Air Date: Week of September 2, 1994
Commentator Alan Durning’s image of the population problem changed when he started acquiring stuff for his new baby.
CURWOOD: How many is enough? Or rather, how much for whom? Commentator Alan Durning thought he had the answers but then he thought again.
(The sound of many people marching)
DURNING: This is what I used to picture when I thought about the world's exploding population: Chinese, 8 abreast, marching around the equator. Millions of Chinese marching; billions of them. The world's problem seemed to be just too many people.
(Sounds of marching increase to a deafening, echoing roar, followed by a medical beeping)
DURNING: Then last month, I got a different picture of population growth. It was a grainy, black and white image on a sonogram screen: my son. His eyes pointed toward the scanner like he was looking straight at us, thumb in his mouth, sucking. He'll be born any day now.
(Voice on public address speaker; store sounds; cash register beeps)
DURNING: This month, my picture's changed again. You see, we've been making preparations. We've been shopping. To transport the baby we bought a car seat and a stroller. A friend gave us a baby carrier to wear on your chest called a Snugli. But at a consignment store, we saw a used baby backpack and a baby sling. We bought them both. We bought a nursing pillow, 4 used nursing shirts, new nursing bras and breast pads, plus a book on breast feeding. The book said to buy baby bottles and nipples, and a device called a breast pump so I can help my wife with the midnight feedings. So we did.
We bought a baby comb and baby hair brush, baby soap, shampoo, and hair conditioner. Baby oil, two kinds of baby powder.

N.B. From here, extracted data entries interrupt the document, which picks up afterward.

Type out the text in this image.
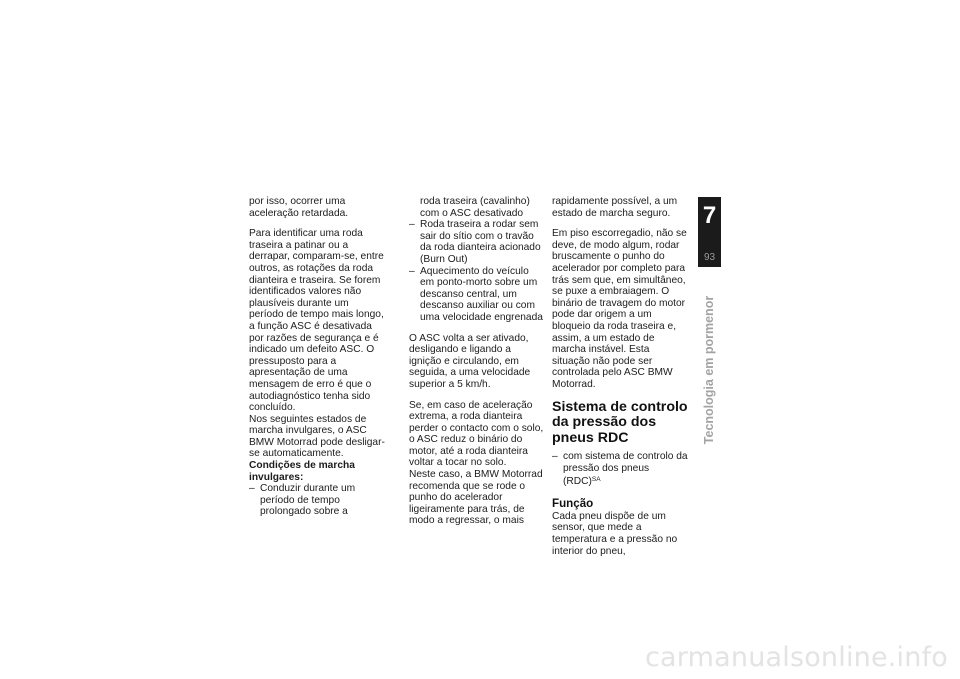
por isso, ocorrer uma aceleração retardada.

Para identificar uma roda traseira a patinar ou a derrapar, comparam-se, entre outros, as rotações da roda dianteira e traseira. Se forem identificados valores não plausíveis durante um período de tempo mais longo, a função ASC é desativada por razões de segurança e é indicado um defeito ASC. O pressuposto para a apresentação de uma mensagem de erro é que o autodiagnóstico tenha sido concluído.

Nos seguintes estados de marcha invulgares, o ASC BMW Motorrad pode desligar-se automaticamente.

Condições de marcha invulgares:
– Conduzir durante um período de tempo prolongado sobre a
roda traseira (cavalinho) com o ASC desativado
– Roda traseira a rodar sem sair do sítio com o travão da roda dianteira acionado (Burn Out)
– Aquecimento do veículo em ponto-morto sobre um descanso central, um descanso auxiliar ou com uma velocidade engrenada

O ASC volta a ser ativado, desligando e ligando a ignição e circulando, em seguida, a uma velocidade superior a 5 km/h.

Se, em caso de aceleração extrema, a roda dianteira perder o contacto com o solo, o ASC reduz o binário do motor, até a roda dianteira voltar a tocar no solo.

Neste caso, a BMW Motorrad recomenda que se rode o punho do acelerador ligeiramente para trás, de modo a regressar, o mais

rapidamente possível, a um estado de marcha seguro.

Em piso escorregadio, não se deve, de modo algum, rodar bruscamente o punho do acelerador por completo para trás sem que, em simultâneo, se puxe a embraiagem. O binário de travagem do motor pode dar origem a um bloqueio da roda traseira e, assim, a um estado de marcha instável. Esta situação não pode ser controlada pelo ASC BMW Motorrad.

Sistema de controlo da pressão dos pneus RDC
– com sistema de controlo da pressão dos pneus (RDC)$^{SA}$
Função

Cada pneu dispõe de um sensor, que mede a temperatura e a pressão no interior do pneu,

7
93
Tecnologia em pormenor
carmanualsonline.info
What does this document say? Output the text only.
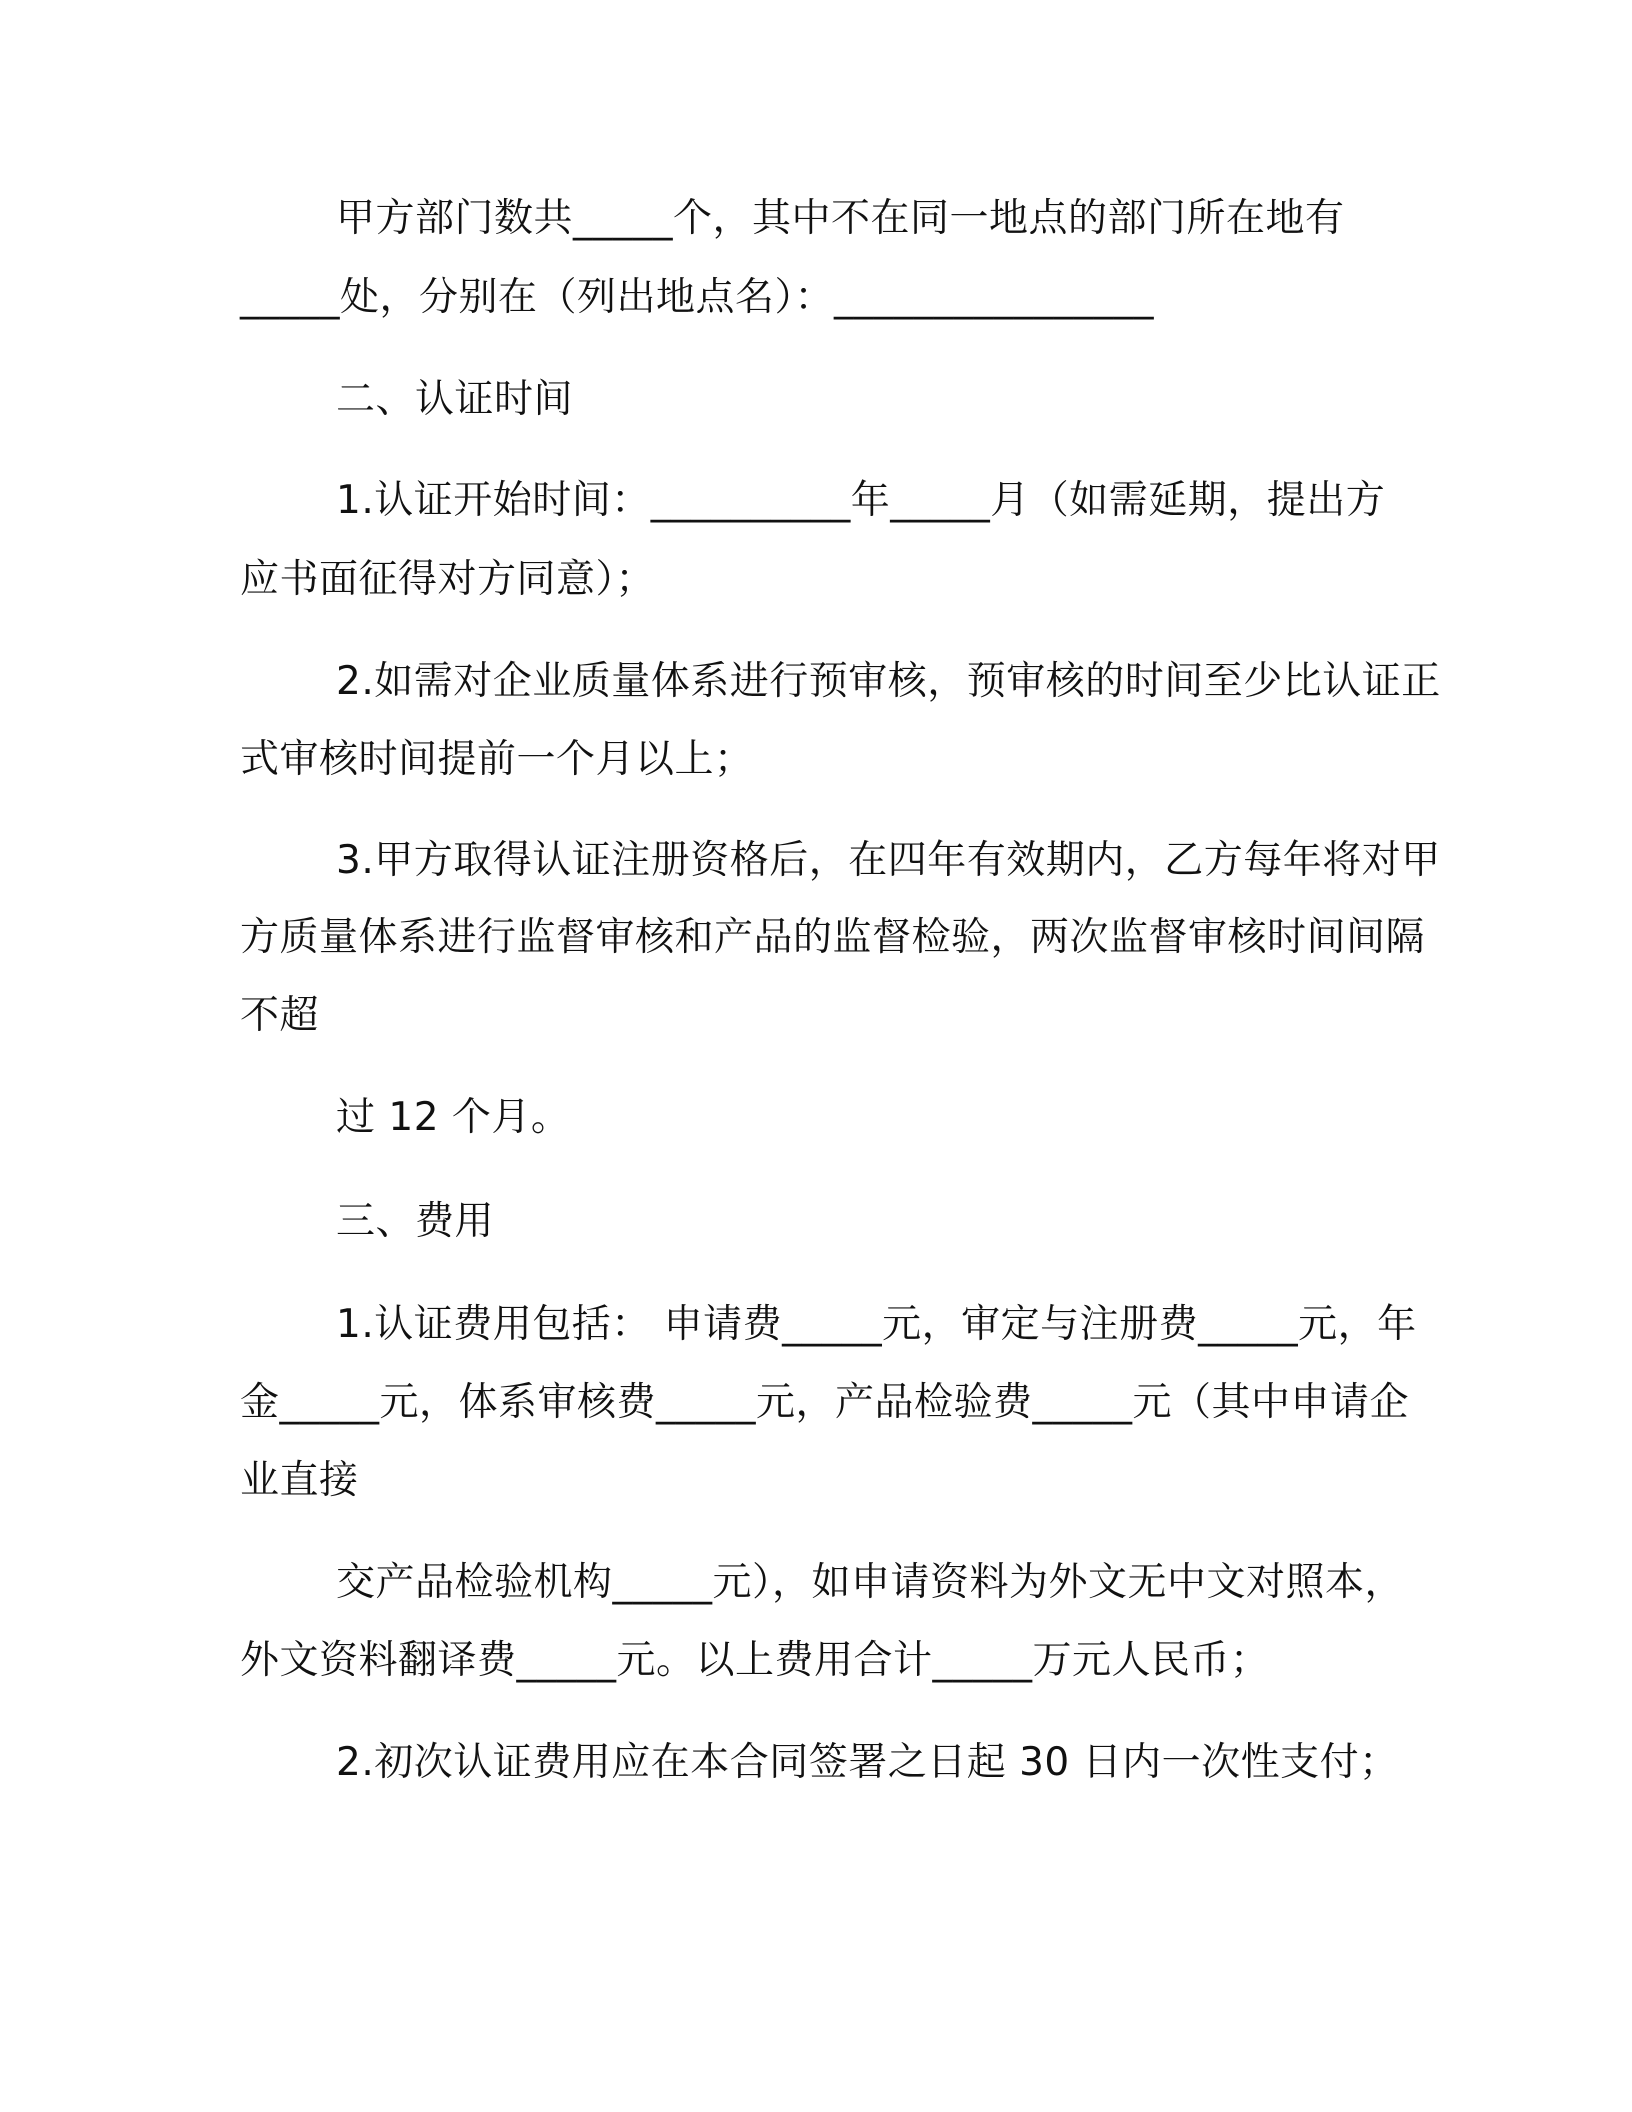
甲方部门数共_____个，其中不在同一地点的部门所在地有
_____处，分别在（列出地点名）：________________
二、认证时间
1.认证开始时间：__________年_____月（如需延期，提出方
应书面征得对方同意）；
2.如需对企业质量体系进行预审核，预审核的时间至少比认证正
式审核时间提前一个月以上；
3.甲方取得认证注册资格后，在四年有效期内，乙方每年将对甲
方质量体系进行监督审核和产品的监督检验，两次监督审核时间间隔
不超
过 12 个月。
三、费用
1.认证费用包括： 申请费_____元，审定与注册费_____元，年
金_____元，体系审核费_____元，产品检验费_____元（其中申请企
业直接
交产品检验机构_____元），如申请资料为外文无中文对照本，
外文资料翻译费_____元。以上费用合计_____万元人民币；
2.初次认证费用应在本合同签署之日起 30 日内一次性支付；
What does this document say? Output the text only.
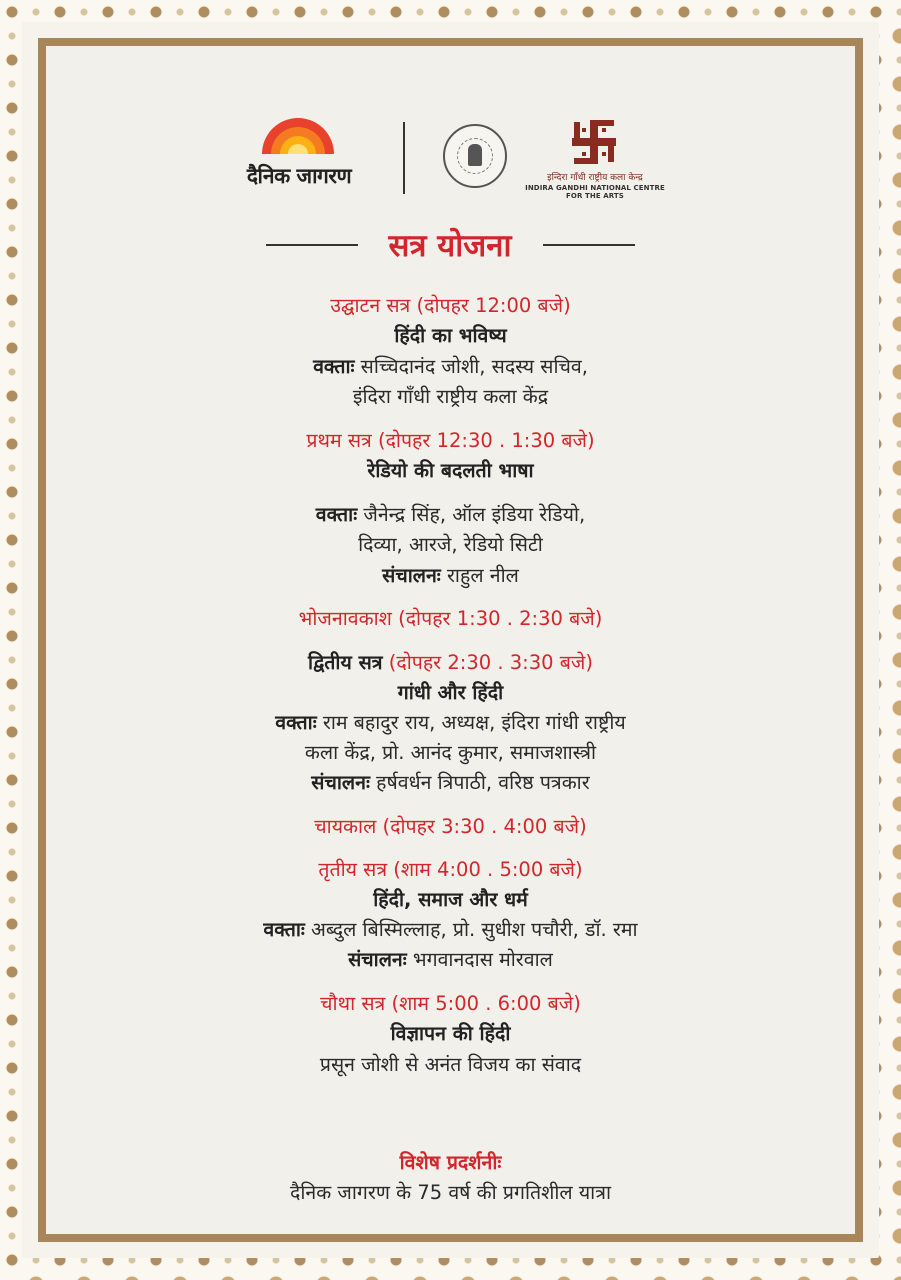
दैनिक जागरण	इन्दिरा गाँधी राष्ट्रीय कला केन्द्र
INDIRA GANDHI NATIONAL CENTRE FOR THE ARTS
सत्र योजना
उद्घाटन सत्र (दोपहर 12:00 बजे)
हिंदी का भविष्य
वक्ताः सच्चिदानंद जोशी, सदस्य सचिव,
इंदिरा गाँधी राष्ट्रीय कला केंद्र
प्रथम सत्र (दोपहर 12:30 . 1:30 बजे)
रेडियो की बदलती भाषा
वक्ताः जैनेन्द्र सिंह, ऑल इंडिया रेडियो,
दिव्या, आरजे, रेडियो सिटी
संचालनः राहुल नील
भोजनावकाश (दोपहर 1:30 . 2:30 बजे)
द्वितीय सत्र (दोपहर 2:30 . 3:30 बजे)
गांधी और हिंदी
वक्ताः राम बहादुर राय, अध्यक्ष, इंदिरा गांधी राष्ट्रीय
कला केंद्र, प्रो. आनंद कुमार, समाजशास्त्री
संचालनः हर्षवर्धन त्रिपाठी, वरिष्ठ पत्रकार
चायकाल (दोपहर 3:30 . 4:00 बजे)
तृतीय सत्र (शाम 4:00 . 5:00 बजे)
हिंदी, समाज और धर्म
वक्ताः अब्दुल बिस्मिल्लाह, प्रो. सुधीश पचौरी, डॉ. रमा
संचालनः भगवानदास मोरवाल
चौथा सत्र (शाम 5:00 . 6:00 बजे)
विज्ञापन की हिंदी
प्रसून जोशी से अनंत विजय का संवाद
विशेष प्रदर्शनीः
दैनिक जागरण के 75 वर्ष की प्रगतिशील यात्रा
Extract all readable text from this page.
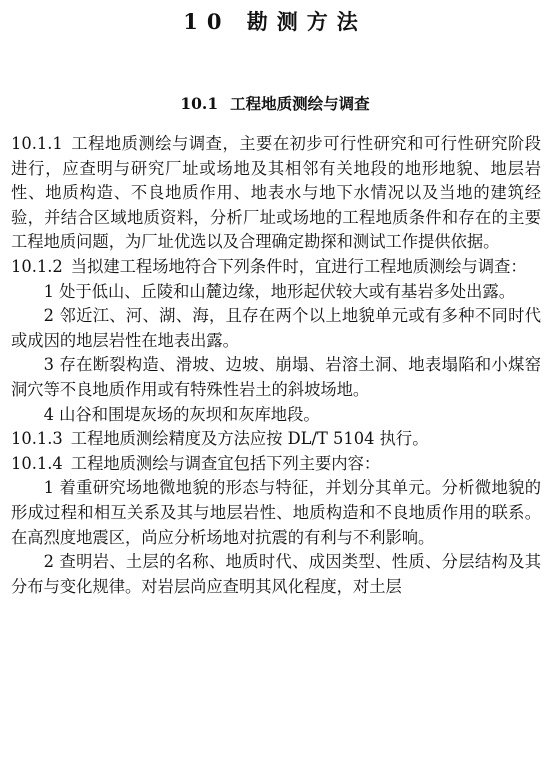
10 勘测方法
10.1 工程地质测绘与调查

10.1.1 工程地质测绘与调查，主要在初步可行性研究和可行性研究阶段进行，应查明与研究厂址或场地及其相邻有关地段的地形地貌、地层岩性、地质构造、不良地质作用、地表水与地下水情况以及当地的建筑经验，并结合区域地质资料，分析厂址或场地的工程地质条件和存在的主要工程地质问题，为厂址优选以及合理确定勘探和测试工作提供依据。

10.1.2 当拟建工程场地符合下列条件时，宜进行工程地质测绘与调查：

1 处于低山、丘陵和山麓边缘，地形起伏较大或有基岩多处出露。

2 邻近江、河、湖、海，且存在两个以上地貌单元或有多种不同时代或成因的地层岩性在地表出露。

3 存在断裂构造、滑坡、边坡、崩塌、岩溶土洞、地表塌陷和小煤窑洞穴等不良地质作用或有特殊性岩土的斜坡场地。

4 山谷和围堤灰场的灰坝和灰库地段。

10.1.3 工程地质测绘精度及方法应按 DL/T 5104 执行。

10.1.4 工程地质测绘与调查宜包括下列主要内容：

1 着重研究场地微地貌的形态与特征，并划分其单元。分析微地貌的形成过程和相互关系及其与地层岩性、地质构造和不良地质作用的联系。在高烈度地震区，尚应分析场地对抗震的有利与不利影响。

2 查明岩、土层的名称、地质时代、成因类型、性质、分层结构及其分布与变化规律。对岩层尚应查明其风化程度，对土层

We bought a bunch of pint-sized washcloths and towels with butterflies on them. And picked up a diaper changing table, with a seat belt and a foam rubber top.
We signed up for cloth diaper service, and bought a diaper pail, diaper bag, half a dozen diaper wraps with velcro fasteners, a huge carton of baby wipes. And we stowed away a 24-pack of disposable diapers just in case. We got a digital baby thermometer, a spring-loaded bouncy baby chair, a stuffed dinosaur, and a heap of child-safe plastic toys. Finally, we got a rocking chair to lull him; half a dozen receiving blankets to swaddle him; a bassinet to bed him down; a double-channel, 2-way, AC/DC baby monitor to hear his cries; a cassette of baby songs to calm him; and, for later, a micro-adjustable, pediatrician-certified, stained oak crib with aquamarine bumpers and a Peter Rabbit quilt.
(Sales slip being electronically tabulated)
DURNING: Oh yeah. We also got a complementary video from a baby formula company on how to survive our first year. Just getting all this stuff home was a challenge. It would have filled a small moving van. And all of it for such a little person.
The World Watch Institute, where I used to work, found we Americans consume our entire body weight in natural resources every day. Resources taken from farms, grasslands, forests, and mines. People in poor countries, where the population is growing fastest, consume a fraction as much as we do. Our kind of consumption explains why industrial countries, with just a quarter of the world's people, use half of the world's grain, fish, and fresh water; three-quarters of its timber, oil, and other fossil fuels; and four-fifths of its steel, aluminum, and synthetic chemicals.
(Sounds of highway traffic)
DURNING: So, here's my new picture of the world's population problem. I no longer imagine millions of Chinese marching 8 abreast. I picture a fleet of moving vans. Eighteen-wheelers loaded with the furnishings of American life. Each truck carries the possessions of a single family. Trucks, circling the globe of the equator on a superhighway 3 decks tall and a mile wide.
(Highway traffic increases to a roar, then fades)
CURWOOD: Alan Durning is the Director of the Northwest Environment Watch in Seattle. His commentaries are produced for Living on Earth by Terry Fitzpatrick at the studios of member station KPLU.